WEDNESDAY, Nov. 29 (HealthDay News) -- Botulinum A toxin can be used to treat patients with detrusor overactivity that is refractory to anticholinergics and 100 U injections seem to be as effective as higher doses at controlling incontinence, according to a report in the November issue of Urology.

Hann-Chorng Kuo, M.D., from the Buddhist Tzu Chi General Hospital in Hualien, Taiwan, randomly assigned 32 women and 43 men with a mean age of 63.4 years to receive either 100, 150 or 200 U of botulinum A toxin injected into the suburothelial space at 40 sites. All patients had detrusor overactivity that was refractory to anticholinergics.

After three months, the researcher found that treatment with 100, 150 and 200 U of toxin led to "excellent results" in 34.8 percent, 36 percent and 40.7 percent of patients, respectively. A smaller percentage of patients receiving 100 U of toxin had postvoid residual urine volumes of 150 mL or more compared with patients receiving higher doses.
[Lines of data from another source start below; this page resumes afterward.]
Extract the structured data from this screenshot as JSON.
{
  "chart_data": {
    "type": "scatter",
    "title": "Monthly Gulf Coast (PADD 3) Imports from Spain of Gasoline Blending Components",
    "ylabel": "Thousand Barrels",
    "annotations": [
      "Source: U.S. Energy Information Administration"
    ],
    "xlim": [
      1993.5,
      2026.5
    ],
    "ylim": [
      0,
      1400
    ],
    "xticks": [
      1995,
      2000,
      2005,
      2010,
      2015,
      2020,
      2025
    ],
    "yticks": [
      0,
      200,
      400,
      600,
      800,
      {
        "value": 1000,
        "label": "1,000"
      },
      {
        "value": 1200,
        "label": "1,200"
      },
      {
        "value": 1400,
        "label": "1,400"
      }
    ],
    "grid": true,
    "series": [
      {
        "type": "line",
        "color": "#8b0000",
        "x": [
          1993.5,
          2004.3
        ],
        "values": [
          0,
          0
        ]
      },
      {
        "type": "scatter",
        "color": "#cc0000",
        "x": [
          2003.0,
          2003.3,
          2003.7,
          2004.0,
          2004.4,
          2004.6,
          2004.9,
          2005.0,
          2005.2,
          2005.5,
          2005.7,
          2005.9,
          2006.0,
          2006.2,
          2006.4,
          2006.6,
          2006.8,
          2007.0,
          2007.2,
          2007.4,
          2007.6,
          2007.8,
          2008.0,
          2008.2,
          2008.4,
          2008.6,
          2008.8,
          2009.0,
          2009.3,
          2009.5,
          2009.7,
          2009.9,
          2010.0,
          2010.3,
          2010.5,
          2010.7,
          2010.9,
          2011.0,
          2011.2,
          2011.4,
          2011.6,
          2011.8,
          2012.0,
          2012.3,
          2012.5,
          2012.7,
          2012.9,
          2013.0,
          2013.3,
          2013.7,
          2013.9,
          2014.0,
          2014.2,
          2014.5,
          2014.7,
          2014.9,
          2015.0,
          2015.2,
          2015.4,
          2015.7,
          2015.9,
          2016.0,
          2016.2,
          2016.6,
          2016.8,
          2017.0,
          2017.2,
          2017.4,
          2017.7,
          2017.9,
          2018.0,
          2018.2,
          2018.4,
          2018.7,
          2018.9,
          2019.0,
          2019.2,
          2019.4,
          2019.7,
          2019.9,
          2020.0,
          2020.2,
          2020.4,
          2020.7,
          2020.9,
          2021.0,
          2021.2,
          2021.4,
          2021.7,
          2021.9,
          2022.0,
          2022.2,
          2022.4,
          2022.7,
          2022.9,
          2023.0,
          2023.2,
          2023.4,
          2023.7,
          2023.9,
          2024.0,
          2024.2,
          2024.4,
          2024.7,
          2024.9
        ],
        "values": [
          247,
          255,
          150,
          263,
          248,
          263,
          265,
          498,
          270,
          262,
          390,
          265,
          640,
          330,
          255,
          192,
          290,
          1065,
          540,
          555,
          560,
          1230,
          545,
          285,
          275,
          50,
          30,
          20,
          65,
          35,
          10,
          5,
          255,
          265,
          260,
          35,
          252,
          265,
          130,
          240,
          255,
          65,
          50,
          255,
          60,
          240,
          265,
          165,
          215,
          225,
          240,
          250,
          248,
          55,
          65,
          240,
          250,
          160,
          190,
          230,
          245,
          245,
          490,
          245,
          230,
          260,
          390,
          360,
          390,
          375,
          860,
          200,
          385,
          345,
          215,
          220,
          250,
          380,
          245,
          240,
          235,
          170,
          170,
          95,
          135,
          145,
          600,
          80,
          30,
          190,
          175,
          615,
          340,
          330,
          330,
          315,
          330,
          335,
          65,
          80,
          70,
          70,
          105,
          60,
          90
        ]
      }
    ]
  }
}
Patients receiving the higher doses had similar post-treatment urodynamic parameters but greater changes in bladder capacity and postvoid residual urine volume, the report indicates. However, a dose of 100 U was effective for a significantly shorter amount of time than higher doses.

"Suburothelial injection of 100 U of botulinum A toxin achieved a similar rate of excellent results and had significantly fewer adverse events compared with 150 or 200 U," Kuo concludes.